张铁生见他来了兴趣,还解释了一句,“这花键轴啊,热处理调质是核心中的核心,要是直接淬火,硬度是上去了,但韧性不够,以后耕地的时候交变载荷一上来,嘎嘣就能给你脆断了....”
陈守业也不是不懂这些东西,可见他讲的这么来劲,也不好意思给他打断了。
等这面炉子升温以后,张铁生又转身去检查了一遍淬火槽。
张铁生又让那个人又测了一次,那个工人等看到温度表的时候,也是有点无奈,“这刚兑的凉水,这会工夫温度又上来了。”

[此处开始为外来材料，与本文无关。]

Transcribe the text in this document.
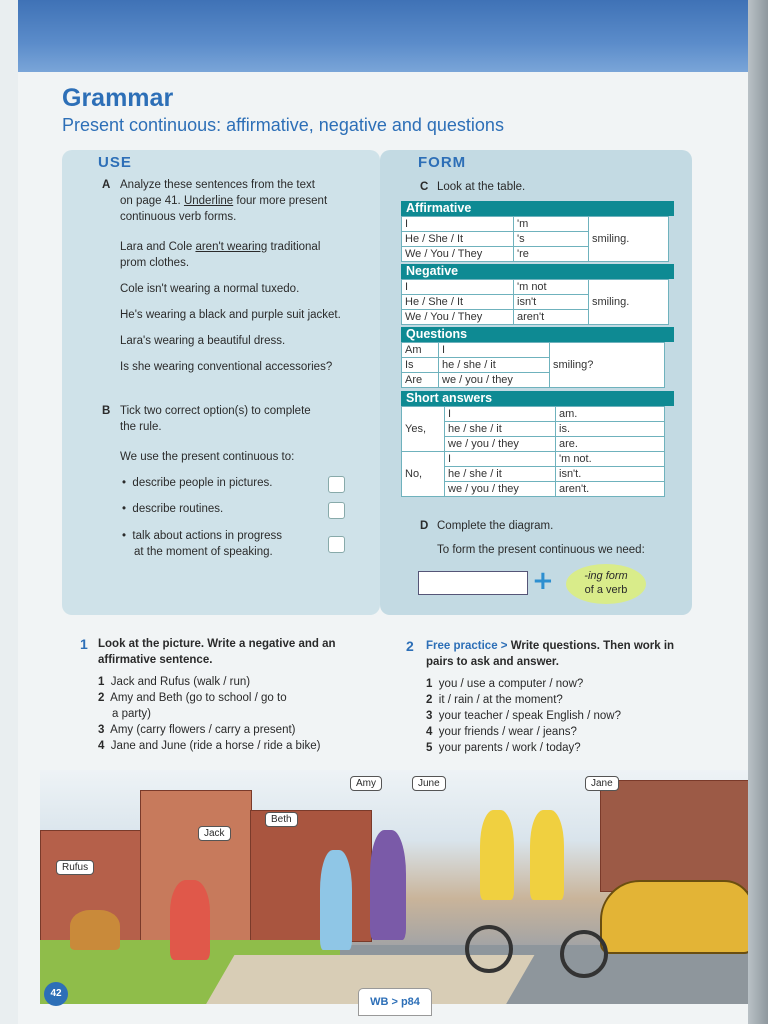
Grammar
Present continuous: affirmative, negative and questions
USE
A Analyze these sentences from the text
on page 41. Underline four more present
continuous verb forms.
Lara and Cole aren't wearing traditional
prom clothes.
Cole isn't wearing a normal tuxedo.
He's wearing a black and purple suit jacket.
Lara's wearing a beautiful dress.
Is she wearing conventional accessories?
B Tick two correct option(s) to complete
the rule.
We use the present continuous to:
•  describe people in pictures.
•  describe routines.
•  talk about actions in progress
at the moment of speaking.
FORM
C Look at the table.
Affirmative
I	'm	smiling.
He / She / It	's	
We / You / They	're	
Negative
I	'm not	smiling.
He / She / It	isn't	
We / You / They	aren't	
Questions
Am	I	smiling?
Is	he / she / it	
Are	we / you / they	
Short answers
Yes,	I	am.
	he / she / it	is.
	we / you / they	are.
No,	I	'm not.
	he / she / it	isn't.
	we / you / they	aren't.
D Complete the diagram.
To form the present continuous we need:
+	-ing form
of a verb
1 Look at the picture. Write a negative and an
affirmative sentence.
1 Jack and Rufus (walk / run)
2 Amy and Beth (go to school / go to
a party)
3 Amy (carry flowers / carry a present)
4 Jane and June (ride a horse / ride a bike)
2 Free practice > Write questions. Then work in
pairs to ask and answer.
1 you / use a computer / now?
2 it / rain / at the moment?
3 your teacher / speak English / now?
4 your friends / wear / jeans?
5 your parents / work / today?
Amy	June	Jane
Beth
Jack
Rufus
42
WB > p84
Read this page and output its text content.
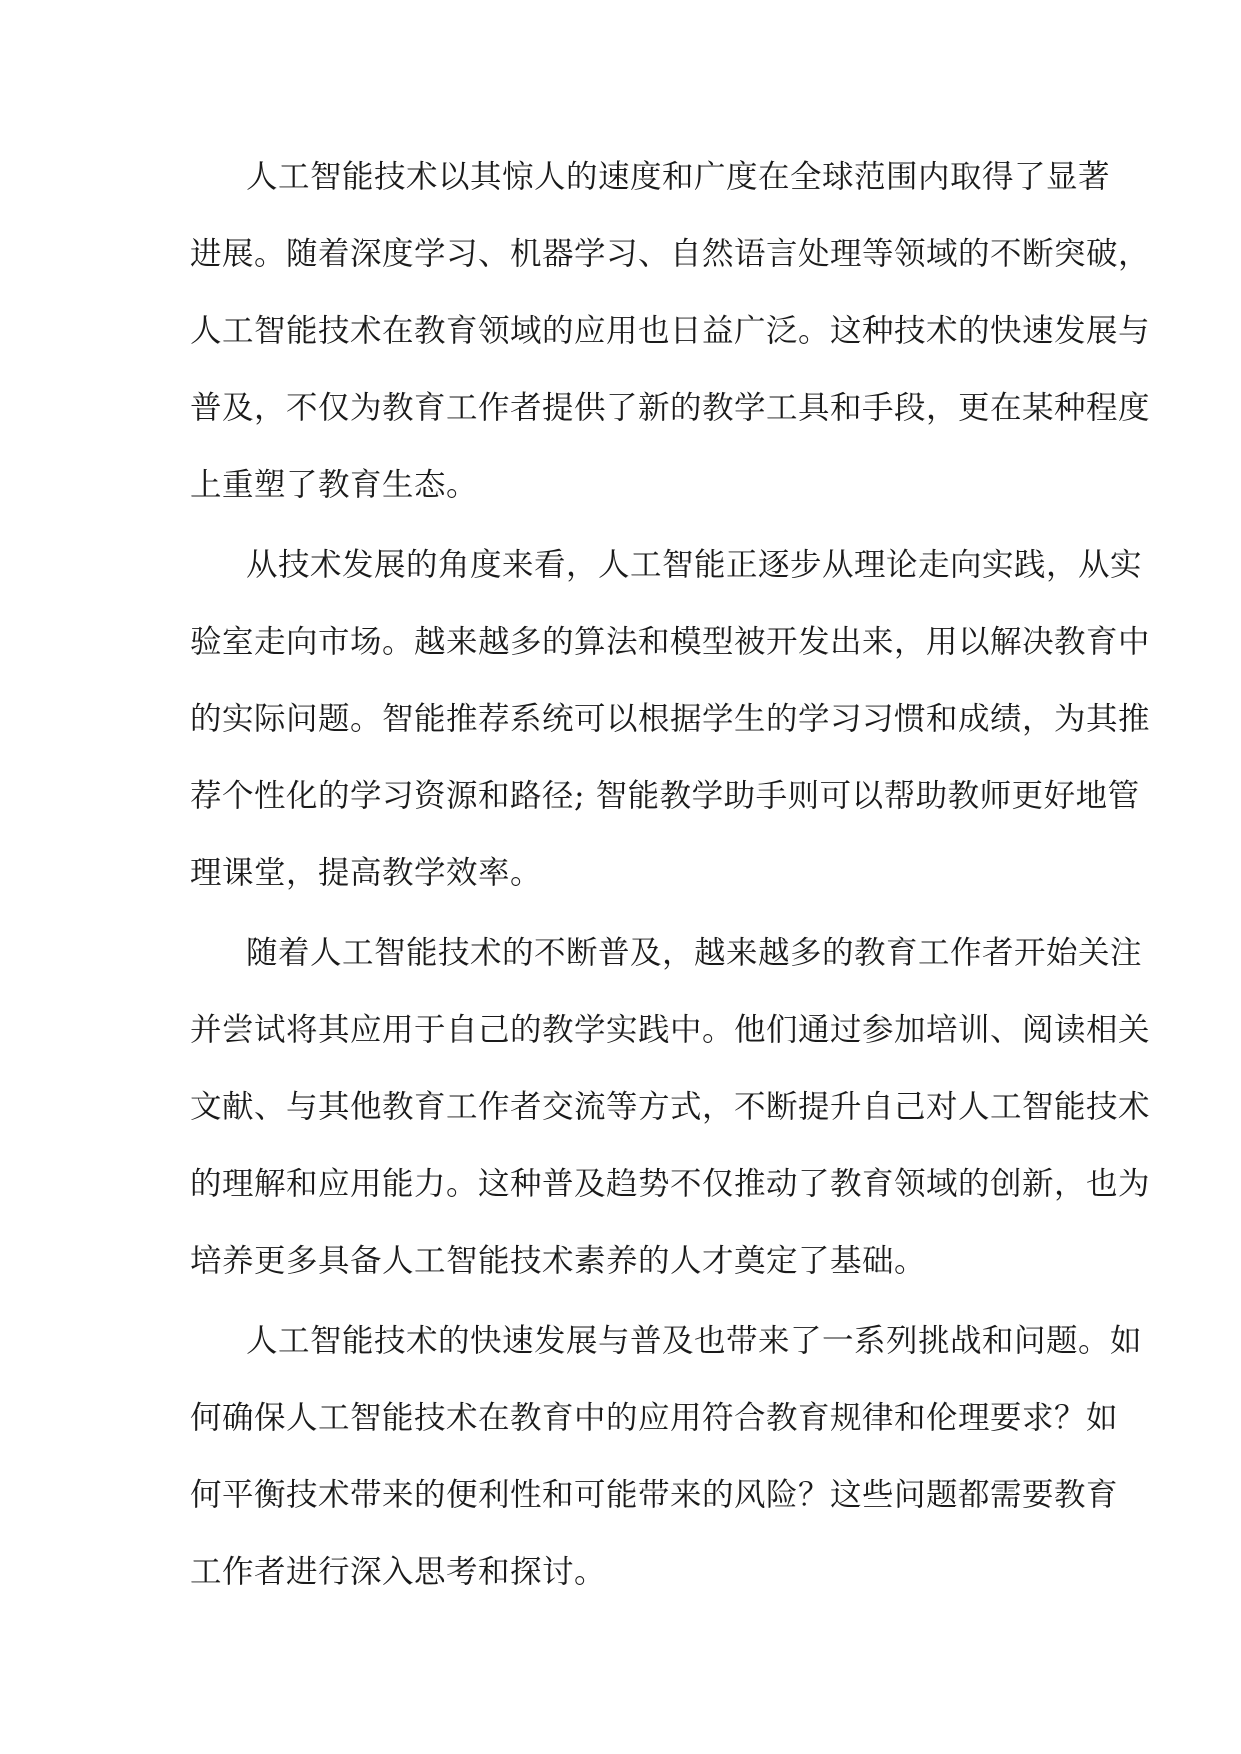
人工智能技术以其惊人的速度和广度在全球范围内取得了显著
进展。随着深度学习、机器学习、自然语言处理等领域的不断突破，
人工智能技术在教育领域的应用也日益广泛。这种技术的快速发展与
普及，不仅为教育工作者提供了新的教学工具和手段，更在某种程度
上重塑了教育生态。
从技术发展的角度来看，人工智能正逐步从理论走向实践，从实
验室走向市场。越来越多的算法和模型被开发出来，用以解决教育中
的实际问题。智能推荐系统可以根据学生的学习习惯和成绩，为其推
荐个性化的学习资源和路径; 智能教学助手则可以帮助教师更好地管
理课堂，提高教学效率。
随着人工智能技术的不断普及，越来越多的教育工作者开始关注
并尝试将其应用于自己的教学实践中。他们通过参加培训、阅读相关
文献、与其他教育工作者交流等方式，不断提升自己对人工智能技术
的理解和应用能力。这种普及趋势不仅推动了教育领域的创新，也为
培养更多具备人工智能技术素养的人才奠定了基础。
人工智能技术的快速发展与普及也带来了一系列挑战和问题。如
何确保人工智能技术在教育中的应用符合教育规律和伦理要求？如
何平衡技术带来的便利性和可能带来的风险？这些问题都需要教育
工作者进行深入思考和探讨。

张铁生皱了皱,“这槽子还得跟以前一样往外挪挪,要不然离炉子太近了,这会开工太著急了,完全没想到这一茬。”
他都这么发话了,那工人也只能照办,赶紧找水舀往出舀水。
陈守业一看这样也跟著上手帮忙,折腾了好一阵,终於把淬火槽挪到了窗口下面。
等折腾完了以后,那个工人又开始重新倒水,等水温到三十五度,他这才满意地点了点头。
可这会炉膛里突然“啪“的响了一声,给在场的几人全都嚇了一跳,还以为这炉子要炸了。
也就张铁生连头都没抬,“瞅瞅给你们嚇那个样,新耐火砖就都这样,等再烧几次就消停了。”
不过他说归说,还是赶紧看了一眼炉子的温度表,见温度已经到位了,赶紧关火闷炉保温,这要是老厂子的常规操作了。

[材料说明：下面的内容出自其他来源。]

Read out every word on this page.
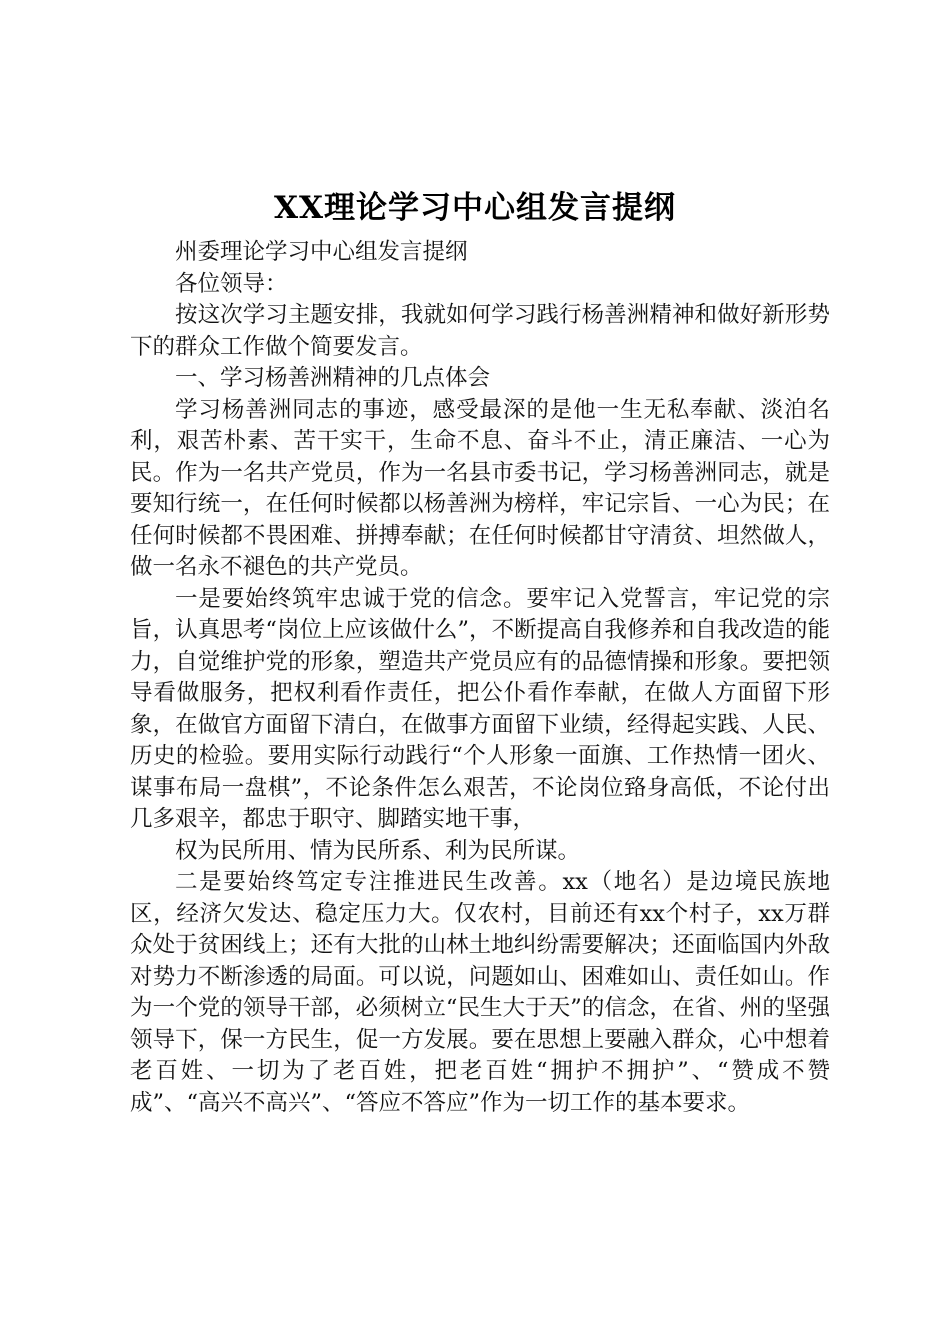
XX理论学习中心组发言提纲

州委理论学习中心组发言提纲

各位领导：

按这次学习主题安排，我就如何学习践行杨善洲精神和做好新形势下的群众工作做个简要发言。

一、学习杨善洲精神的几点体会

学习杨善洲同志的事迹，感受最深的是他一生无私奉献、淡泊名利，艰苦朴素、苦干实干，生命不息、奋斗不止，清正廉洁、一心为民。作为一名共产党员，作为一名县市委书记，学习杨善洲同志，就是要知行统一，在任何时候都以杨善洲为榜样，牢记宗旨、一心为民；在任何时候都不畏困难、拼搏奉献；在任何时候都甘守清贫、坦然做人，做一名永不褪色的共产党员。

一是要始终筑牢忠诚于党的信念。要牢记入党誓言，牢记党的宗旨，认真思考“岗位上应该做什么”，不断提高自我修养和自我改造的能力，自觉维护党的形象，塑造共产党员应有的品德情操和形象。要把领导看做服务，把权利看作责任，把公仆看作奉献，在做人方面留下形象，在做官方面留下清白，在做事方面留下业绩，经得起实践、人民、历史的检验。要用实际行动践行“个人形象一面旗、工作热情一团火、谋事布局一盘棋”，不论条件怎么艰苦，不论岗位臵身高低，不论付出几多艰辛，都忠于职守、脚踏实地干事，

权为民所用、情为民所系、利为民所谋。

二是要始终笃定专注推进民生改善。xx（地名）是边境民族地区，经济欠发达、稳定压力大。仅农村，目前还有xx个村子，xx万群众处于贫困线上；还有大批的山林土地纠纷需要解决；还面临国内外敌对势力不断渗透的局面。可以说，问题如山、困难如山、责任如山。作为一个党的领导干部，必须树立“民生大于天”的信念，在省、州的坚强领导下，保一方民生，促一方发展。要在思想上要融入群众，心中想着老百姓、一切为了老百姓，把老百姓“拥护不拥护”、“赞成不赞成”、“高兴不高兴”、“答应不答应”作为一切工作的基本要求。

保温需要两个小时,他总算是閒了下来,这才走到陈守业旁边,掏出根烟来递给他,“等著急了吧?啥事你说吧。”
陈守业接过烟说,“张叔,我就是过来借点书,又不是啥著急事,等你忙完了再管我也行。”
这话给张铁生说的一愣,“借啥书?”
“就厂里那些技术书,我寻思閒著没事多瞅两眼。”
这下张铁生就加诧异了,“你咋突然想看这个了?我记得以前你刚学徒的时候,你师傅咋让你看你都不看。”

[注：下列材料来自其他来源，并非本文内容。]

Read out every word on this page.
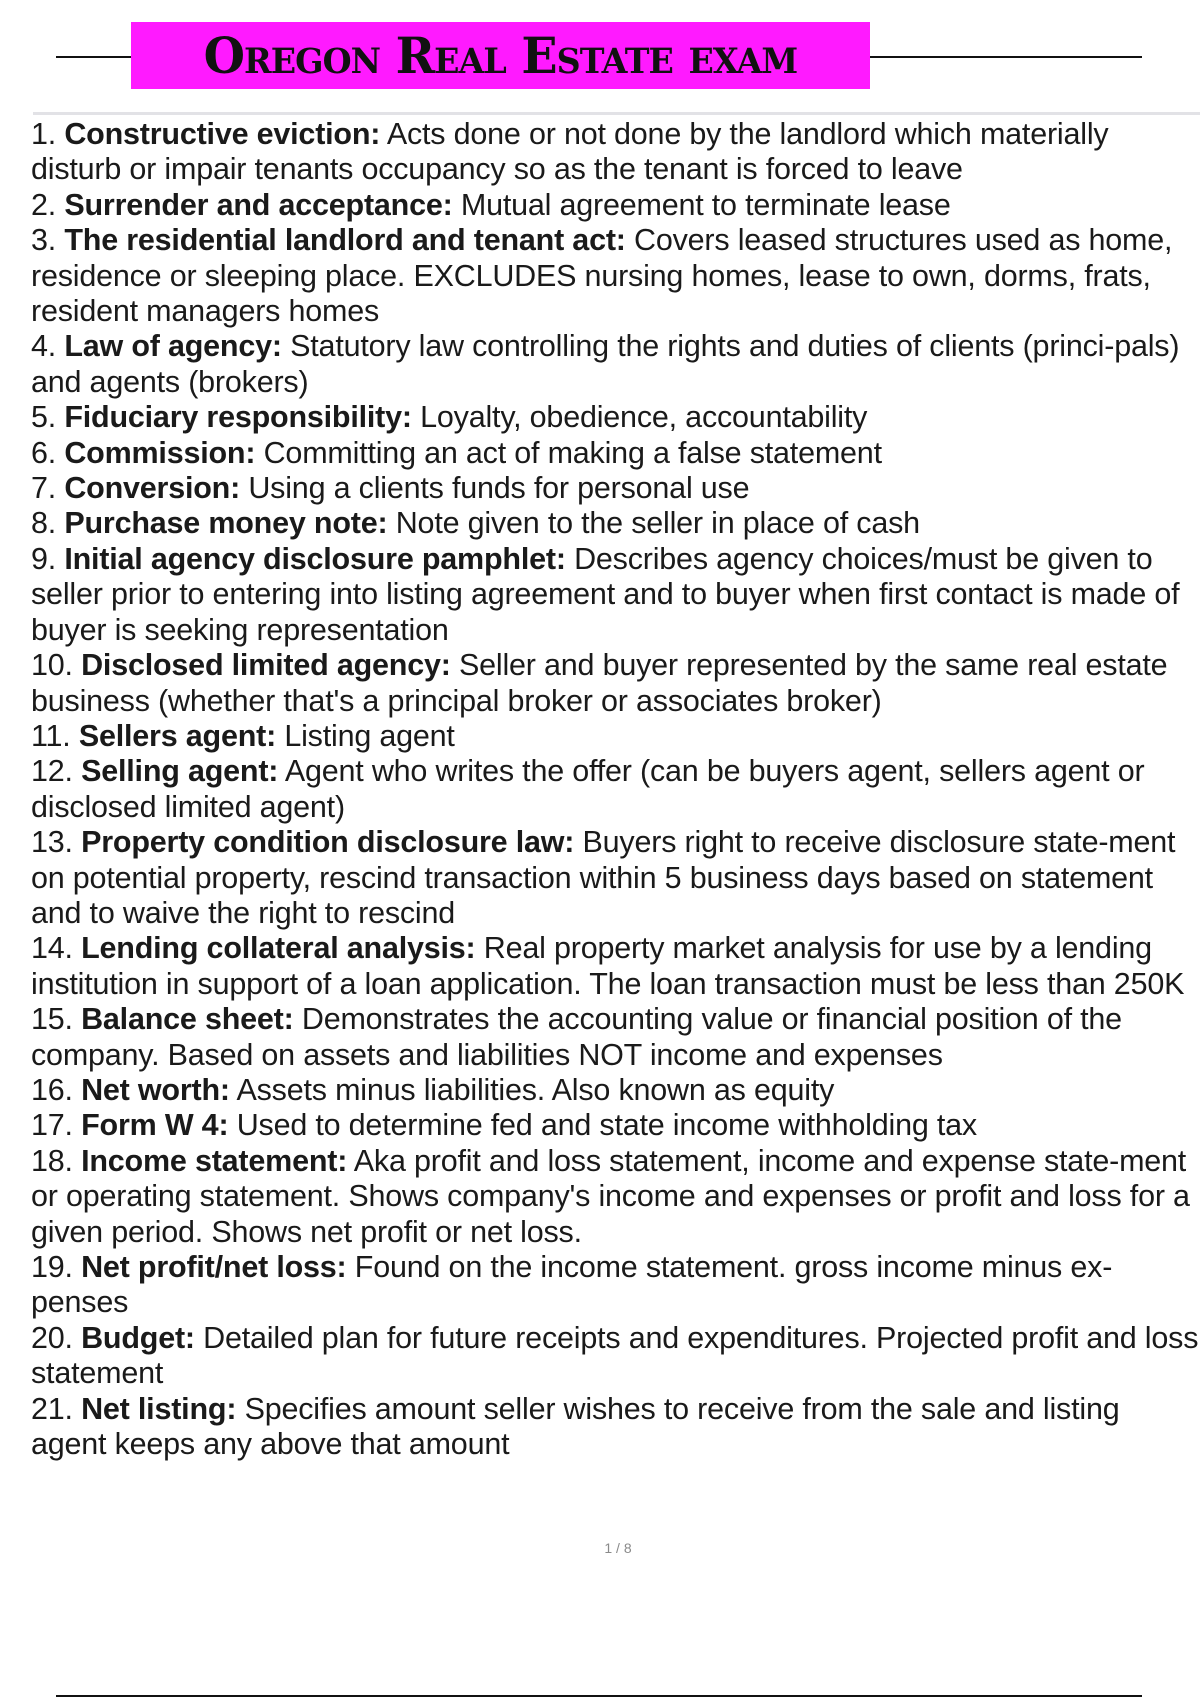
Oregon Real Estate exam
1. Constructive eviction: Acts done or not done by the landlord which materially disturb or impair tenants occupancy so as the tenant is forced to leave
2. Surrender and acceptance: Mutual agreement to terminate lease
3. The residential landlord and tenant act: Covers leased structures used as home, residence or sleeping place. EXCLUDES nursing homes, lease to own, dorms, frats, resident managers homes
4. Law of agency: Statutory law controlling the rights and duties of clients (princi-pals) and agents (brokers)
5. Fiduciary responsibility: Loyalty, obedience, accountability
6. Commission: Committing an act of making a false statement
7. Conversion: Using a clients funds for personal use
8. Purchase money note: Note given to the seller in place of cash
9. Initial agency disclosure pamphlet: Describes agency choices/must be given to seller prior to entering into listing agreement and to buyer when first contact is made of buyer is seeking representation
10. Disclosed limited agency: Seller and buyer represented by the same real estate business (whether that's a principal broker or associates broker)
11. Sellers agent: Listing agent
12. Selling agent: Agent who writes the offer (can be buyers agent, sellers agent or disclosed limited agent)
13. Property condition disclosure law: Buyers right to receive disclosure state-ment on potential property, rescind transaction within 5 business days based on statement and to waive the right to rescind
14. Lending collateral analysis: Real property market analysis for use by a lending institution in support of a loan application. The loan transaction must be less than 250K
15. Balance sheet: Demonstrates the accounting value or financial position of the company. Based on assets and liabilities NOT income and expenses
16. Net worth: Assets minus liabilities. Also known as equity
17. Form W 4: Used to determine fed and state income withholding tax
18. Income statement: Aka profit and loss statement, income and expense state-ment or operating statement. Shows company's income and expenses or profit and loss for a given period. Shows net profit or net loss.
19. Net profit/net loss: Found on the income statement. gross income minus ex-penses
20. Budget: Detailed plan for future receipts and expenditures. Projected profit and loss statement
21. Net listing: Specifies amount seller wishes to receive from the sale and listing agent keeps any above that amount
1 / 8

其实也不光是陈守业这样,这年头的技术工人大多如此,厂里该有的技术书都有,可没几个没事看的。
主要是这年头很多技术工人的文化水平都低,干活你让他们干行,可看那技术书就跟看天书一样,连张铁生没事也都不看。
陈守业总不能跟他说自己看书是为了设计工具机吧,那只能招来笑话。
所以只能先隨后编了个瞎话,“我这不都是当供销员了吗,多看看书也能多了解一点东西,以后出去再找订单的时候也能说的头头是道,给人家给唬住。”
张铁生咋也没想到能是这么个理由,上下又打量了他一眼,“行啊,要不说还是你小子脑瓜子好使,这种办法都能想出来。”
说完他从裤兜里掏出一串钥匙,捏出了一把递给陈守业。“我办公室靠墙那个铁皮柜子里,上头贴了技术资料那四个字的就是,拿完记得给我锁上啊。”